Había llegado de nuevo, por tercera vez, demostrando con su última aparición que era incluso más periódica que las altas tormentas. Tenía un período de unos nueve días. Altos como estaban, su paso era solo anecdótico, pero a lo largo y ancho del mundo cada aparición acosaba más a unas ciudades ya atribuladas.

—Eso lo comprendo, señor —dijo Sigzil—, pero aun así debemos preocuparnos del procedimiento. Te lo plantearé así: como Caballeros Radiantes, ¿seguimos constituyendo una unidad militar Alezi?

—No —respondió Kaladin—. Esta guerra abarca más que Alezkar. Estamos para toda la humanidad.

—Muy bien, pero entonces ¿cuál es nuestra cadena de mando? ¿Obedecemos al rey Elhokar? ¿Seguimos siendo súbditos suyos? ¿Y qué dahn o nahn ostentamos en la sociedad? Tú eres un portador de esquirlada en la corte de Dalinar, ¿verdad?

»¿Quién paga las soldadas del Puente Cuatro? ¿Y de las otras cuadrillas de puentes? Si hubiera una rencilla por las tierras de Dalinar en Alezkar, ¿puede convocarte a ti y al Puente Cuatro para que luchemos por él, como en una relación normal señor-vasallo? Y si no, ¿podemos esperar que siga pagándonos?

—Condenación —suspiró Kaladin.

—Lo siento, señor. Es que…

—No, son buenas preguntas, Sig. Tengo suerte de tenerte para que las hagas. —Agarró el hombro de Sigzil y se detuvo en el pasillo, a la entrada de la oficina de intendencia—. A veces creo que desperdicias tu talento en el Puente Cuatro. Tendrías que haber sido erudito.

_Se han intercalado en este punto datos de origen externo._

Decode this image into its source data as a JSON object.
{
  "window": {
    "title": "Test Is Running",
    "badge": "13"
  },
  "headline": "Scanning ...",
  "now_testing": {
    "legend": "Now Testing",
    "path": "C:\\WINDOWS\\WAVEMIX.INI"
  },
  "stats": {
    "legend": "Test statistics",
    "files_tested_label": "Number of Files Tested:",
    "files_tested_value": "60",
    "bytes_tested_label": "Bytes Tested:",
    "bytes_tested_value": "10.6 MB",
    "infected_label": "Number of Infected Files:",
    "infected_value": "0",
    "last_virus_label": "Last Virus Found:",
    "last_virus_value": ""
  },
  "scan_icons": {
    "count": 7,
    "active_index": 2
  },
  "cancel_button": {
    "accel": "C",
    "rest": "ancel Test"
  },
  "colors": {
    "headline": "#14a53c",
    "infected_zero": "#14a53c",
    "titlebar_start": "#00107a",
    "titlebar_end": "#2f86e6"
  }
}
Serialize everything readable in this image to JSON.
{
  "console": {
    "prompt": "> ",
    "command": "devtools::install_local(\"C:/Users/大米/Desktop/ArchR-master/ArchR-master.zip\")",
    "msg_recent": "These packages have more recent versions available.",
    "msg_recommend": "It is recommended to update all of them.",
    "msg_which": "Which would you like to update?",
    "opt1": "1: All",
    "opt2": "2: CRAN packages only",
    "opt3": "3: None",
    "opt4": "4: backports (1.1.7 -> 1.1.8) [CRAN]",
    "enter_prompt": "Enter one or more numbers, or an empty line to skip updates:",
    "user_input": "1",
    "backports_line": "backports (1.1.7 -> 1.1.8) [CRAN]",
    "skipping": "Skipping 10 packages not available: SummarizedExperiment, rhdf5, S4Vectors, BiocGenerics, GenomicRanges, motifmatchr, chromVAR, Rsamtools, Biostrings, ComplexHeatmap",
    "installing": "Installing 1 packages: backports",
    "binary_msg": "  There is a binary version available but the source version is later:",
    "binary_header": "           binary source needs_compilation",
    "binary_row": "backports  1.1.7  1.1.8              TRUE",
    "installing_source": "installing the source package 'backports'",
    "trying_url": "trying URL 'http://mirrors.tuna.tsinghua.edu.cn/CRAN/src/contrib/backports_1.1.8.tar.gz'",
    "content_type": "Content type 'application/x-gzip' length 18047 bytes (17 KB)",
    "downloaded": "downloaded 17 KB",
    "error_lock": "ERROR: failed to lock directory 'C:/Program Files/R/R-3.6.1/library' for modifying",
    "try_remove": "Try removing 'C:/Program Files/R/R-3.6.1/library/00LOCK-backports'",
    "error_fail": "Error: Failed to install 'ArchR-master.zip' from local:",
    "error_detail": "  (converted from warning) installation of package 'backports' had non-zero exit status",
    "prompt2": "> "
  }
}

—Bueno, ese viento sopló lejos de mí ya hace años, señor. Yo… —Respiró hondo—. Suspendí los exámenes para la formación gubernamental en Azir. No era lo bastante bueno.

—Pues esos exámenes eran estúpidos —dijo Kaladin—. Y peor para Azir, porque dejaron pasar la oportunidad de tenerte.

Sigzil sonrió.

—Me alegro de que lo hicieran. —Y por raro que le resultara hasta a él, sintió que era cierto. Una carga sin identificar que arrastraba desde hacía tiempo pareció liberarlo—. A decir verdad, me siento igual que Lyn. No quiero estar encorvado sobre un libro de cuentas mientras el Puente Cuatro se lanza al aire. Quiero ser el primero en llegar al cielo.

—Me parece que tendrás que enfrentarte a Lopen por ese honor —dijo Kaladin con una risita—. Vamos.

Entró en la oficina de intendencia, donde un grupo de guardias que esperaban lo dejaron pasar de inmediato. En el mostrador, un soldado corpulento y arremangado buscaba en cajas y cajones, murmurando entre dientes. Una mujer recia, cabía suponer que su esposa, inspeccionaba documentos de solicitud. Dio un codazo al hombre y señaló a Kaladin.

—¡Ya era hora! —exclamó el intendente—. Estoy harto de tenerlas aquí, atrayendo la mirada de todo el mundo y haciéndome sudar como un espía con demasiados spren. Fue esquivando material hasta un par de grandes sacos negros que había en un rincón y, que Sigzil viera, no estaban atrayendo ninguna mirada en absoluto. El intendente los levantó y echó una mirada a la escriba, que comprobó unos formularios, asintió y se los tendió a Kaladin para que les estampara su sello de capitán. Una vez cumplido el papeleo, el intendente dio un saco a Kaladin y el otro a Sigzil. Tintineaban al moverlos, y tenían un peso insospechado. Sigzil desató los nudos y miró dentro del suyo.

Una oleada de luz verde, intensa como la del sol, lo envolvió. Esmeraldas. De las grandes, no en esferas, seguramente talladas de las gemas corazón de abismoides cazados en las Llanuras Quebradas. Al instante, Sigzil comprendió que los guardias que había en la oficina no estaban allí para recoger nada del intendente. Estaban para proteger aquella fortuna.

—Eso es la reserva real de esmeraldas —dijo el intendente—. Guardadas para crear grano en emergencias y renovadas con luz en la tormenta de esta mañana. Lo que no me explico es cómo has convencido al alto príncipe de que te deje llevártelas.

—Solo las cogemos prestadas —repuso Kaladin—. Las habremos devuelto antes de que empiece a anochecer. Pero te advierto desde ya que algunas estarán opacas. Tendremos que volver a recogerlas mañana. Y pasado mañana.

—Con lo que os lleváis, podría comprarse un principado entero —dijo el intendente con un gruñido—. En el nombre de Kelek, ¿para qué las necesitáis?

Pero Sigzil ya lo había adivinado. Sonrió como un tonto.

—Vamos a hacer prácticas de Radiante.